Anonymous wrote:OP here. It’s nothing nefarious he’s just a workaholic. I often feel like I’m being gaslight that it’s a totally normal time for someone to work until and that it’s totally normal to just assume your spouse will make dinner and drive your children wherever they need to go.
I don’t see 7pm being an issue if it was already worked into agreed upon responsibilities. What have you discussed as each of your responsibilities in regard to dinner and driving the kids places? My DH was always on an early schedule from when we first met and liked getting in early to avoid traffic and leaving by 3:30-4. So he had dinner and school/aftercare pickup and I had getting the kids out in the morning. Any kid activities had to be agreed upon by both of us that we could commit to the logistics with our work schedule. Often that meant DH was on activity drop off and I had to be on activity pickup (meaning a firm work cutoff time) and I helped organize carpools. Since my work schedule was on the later end, it did come down to eating dinner with the family or not. I found it was easier to have days I planned to work later and get dinner on my own than trying to get everything done in 8 hours of work plus commute when I wasn’t starting work until 8:30am.

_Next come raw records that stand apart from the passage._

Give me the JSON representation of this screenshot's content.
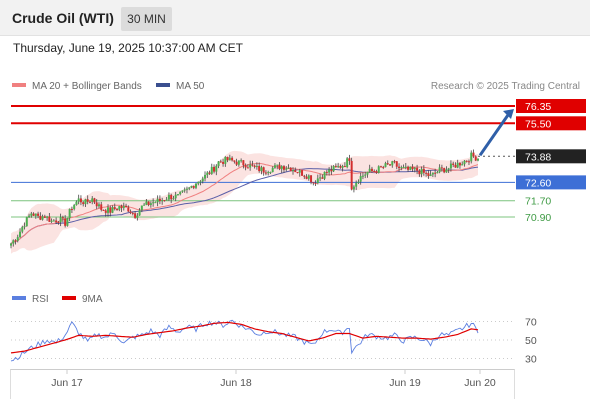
{
  "header": {
    "title": "Crude Oil (WTI)",
    "timeframe": "30 MIN",
    "datetime": "Thursday, June 19, 2025 10:37:00 AM CET"
  },
  "legend": {
    "ma20_label": "MA 20 + Bollinger Bands",
    "ma50_label": "MA 50",
    "credit": "Research © 2025 Trading Central"
  },
  "rsi_legend": {
    "rsi_label": "RSI",
    "ma_label": "9MA"
  },
  "colors": {
    "bull": "#4caf50",
    "bear": "#d32f2f",
    "ma20": "#f08080",
    "ma50": "#5b5fa8",
    "band": "#fbe3e1",
    "resistance": "#e00000",
    "support_pivot": "#3d6fd6",
    "support_green": "#7cc47f",
    "arrow": "#2f5fa8"
  },
  "chart_data": [
    {
      "type": "candlestick",
      "title": "Crude Oil (WTI)",
      "ylim": [
        69.2,
        76.85
      ],
      "x_ticks": [
        "Jun 17",
        "Jun 18",
        "Jun 19",
        "Jun 20"
      ],
      "price_levels": [
        {
          "label": "76.35",
          "value": 76.35,
          "kind": "resistance"
        },
        {
          "label": "75.50",
          "value": 75.5,
          "kind": "resistance"
        },
        {
          "label": "73.88",
          "value": 73.88,
          "kind": "last"
        },
        {
          "label": "72.60",
          "value": 72.6,
          "kind": "pivot"
        },
        {
          "label": "71.70",
          "value": 71.7,
          "kind": "support"
        },
        {
          "label": "70.90",
          "value": 70.9,
          "kind": "support"
        }
      ],
      "forecast_arrow": {
        "from": 73.88,
        "to": 76.35
      },
      "close_path": [
        [
          0,
          69.6
        ],
        [
          3,
          70.0
        ],
        [
          6,
          70.6
        ],
        [
          9,
          71.1
        ],
        [
          12,
          70.9
        ],
        [
          15,
          70.95
        ],
        [
          18,
          70.7
        ],
        [
          21,
          70.8
        ],
        [
          24,
          70.6
        ],
        [
          27,
          71.4
        ],
        [
          30,
          71.75
        ],
        [
          33,
          71.6
        ],
        [
          36,
          71.8
        ],
        [
          40,
          71.3
        ],
        [
          44,
          71.2
        ],
        [
          48,
          71.4
        ],
        [
          52,
          71.3
        ],
        [
          55,
          71.0
        ],
        [
          58,
          71.4
        ],
        [
          62,
          71.6
        ],
        [
          66,
          71.7
        ],
        [
          70,
          71.9
        ],
        [
          74,
          71.9
        ],
        [
          78,
          72.2
        ],
        [
          82,
          72.6
        ],
        [
          86,
          72.9
        ],
        [
          90,
          73.3
        ],
        [
          92,
          73.6
        ],
        [
          96,
          73.7
        ],
        [
          100,
          73.6
        ],
        [
          104,
          73.5
        ],
        [
          108,
          73.3
        ],
        [
          112,
          73.2
        ],
        [
          116,
          73.3
        ],
        [
          120,
          73.4
        ],
        [
          124,
          73.3
        ],
        [
          128,
          73.1
        ],
        [
          132,
          72.9
        ],
        [
          134,
          72.6
        ],
        [
          136,
          72.8
        ],
        [
          140,
          73.1
        ],
        [
          144,
          73.3
        ],
        [
          148,
          73.5
        ],
        [
          150,
          73.8
        ],
        [
          151,
          72.4
        ],
        [
          152,
          72.5
        ],
        [
          154,
          72.8
        ],
        [
          158,
          73.1
        ],
        [
          162,
          73.2
        ],
        [
          166,
          73.4
        ],
        [
          170,
          73.5
        ],
        [
          172,
          73.3
        ],
        [
          176,
          73.2
        ],
        [
          180,
          73.2
        ],
        [
          184,
          73.0
        ],
        [
          186,
          72.9
        ],
        [
          190,
          73.2
        ],
        [
          194,
          73.3
        ],
        [
          198,
          73.5
        ],
        [
          202,
          73.7
        ],
        [
          204,
          73.9
        ],
        [
          207,
          73.8
        ]
      ]
    },
    {
      "type": "line",
      "title": "RSI",
      "y_ticks": [
        70,
        50,
        30
      ],
      "ylim": [
        20,
        80
      ],
      "series": [
        {
          "name": "RSI",
          "values_path": [
            [
              0,
              28
            ],
            [
              4,
              33
            ],
            [
              8,
              40
            ],
            [
              12,
              45
            ],
            [
              16,
              50
            ],
            [
              20,
              47
            ],
            [
              24,
              55
            ],
            [
              27,
              68
            ],
            [
              30,
              58
            ],
            [
              34,
              48
            ],
            [
              38,
              56
            ],
            [
              42,
              53
            ],
            [
              46,
              58
            ],
            [
              50,
              46
            ],
            [
              54,
              53
            ],
            [
              58,
              55
            ],
            [
              62,
              60
            ],
            [
              66,
              55
            ],
            [
              70,
              64
            ],
            [
              74,
              59
            ],
            [
              78,
              64
            ],
            [
              82,
              62
            ],
            [
              86,
              68
            ],
            [
              90,
              69
            ],
            [
              94,
              66
            ],
            [
              98,
              71
            ],
            [
              102,
              65
            ],
            [
              106,
              61
            ],
            [
              110,
              56
            ],
            [
              114,
              60
            ],
            [
              118,
              58
            ],
            [
              122,
              55
            ],
            [
              126,
              53
            ],
            [
              130,
              48
            ],
            [
              134,
              44
            ],
            [
              138,
              58
            ],
            [
              142,
              62
            ],
            [
              146,
              57
            ],
            [
              150,
              64
            ],
            [
              151,
              38
            ],
            [
              154,
              45
            ],
            [
              158,
              56
            ],
            [
              162,
              54
            ],
            [
              166,
              52
            ],
            [
              170,
              55
            ],
            [
              174,
              49
            ],
            [
              178,
              53
            ],
            [
              182,
              51
            ],
            [
              186,
              46
            ],
            [
              190,
              56
            ],
            [
              194,
              55
            ],
            [
              198,
              60
            ],
            [
              202,
              65
            ],
            [
              204,
              68
            ],
            [
              207,
              60
            ]
          ]
        },
        {
          "name": "9MA",
          "values_path": [
            [
              0,
              36
            ],
            [
              6,
              38
            ],
            [
              12,
              42
            ],
            [
              18,
              46
            ],
            [
              24,
              50
            ],
            [
              30,
              55
            ],
            [
              36,
              54
            ],
            [
              42,
              55
            ],
            [
              48,
              54
            ],
            [
              54,
              53
            ],
            [
              60,
              56
            ],
            [
              66,
              58
            ],
            [
              72,
              60
            ],
            [
              78,
              63
            ],
            [
              84,
              65
            ],
            [
              90,
              68
            ],
            [
              96,
              69
            ],
            [
              102,
              67
            ],
            [
              108,
              62
            ],
            [
              114,
              59
            ],
            [
              120,
              57
            ],
            [
              126,
              53
            ],
            [
              132,
              49
            ],
            [
              138,
              52
            ],
            [
              144,
              57
            ],
            [
              150,
              57
            ],
            [
              156,
              52
            ],
            [
              162,
              54
            ],
            [
              168,
              53
            ],
            [
              174,
              52
            ],
            [
              180,
              52
            ],
            [
              186,
              51
            ],
            [
              192,
              53
            ],
            [
              198,
              56
            ],
            [
              204,
              62
            ],
            [
              207,
              61
            ]
          ]
        }
      ]
    }
  ]
}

If your DH has agreed on certain things and work always seems to supersede, that’s a different issue. I think I read somewhere the advice that your family should be just as important as a work client. From that lens, he should be communicating and balancing. You can’t do everything to meet a deadline for one client and drop the ball and not communicate, or negotiate timelines with the other client. If a true work emergency has come up, he has to figure out what absolutely needs to be done I.e. what needs to be done before he leaves work and if there is any way to work around kid activities like work in the car/location while waiting or logging on later in the evening. Otherwise if he can’t cover what he agreed to do, he needs to ask you to cover and should be negotiating to offer something is exchange, like getting the kids out the next morning or taking over something you would do one the weekend.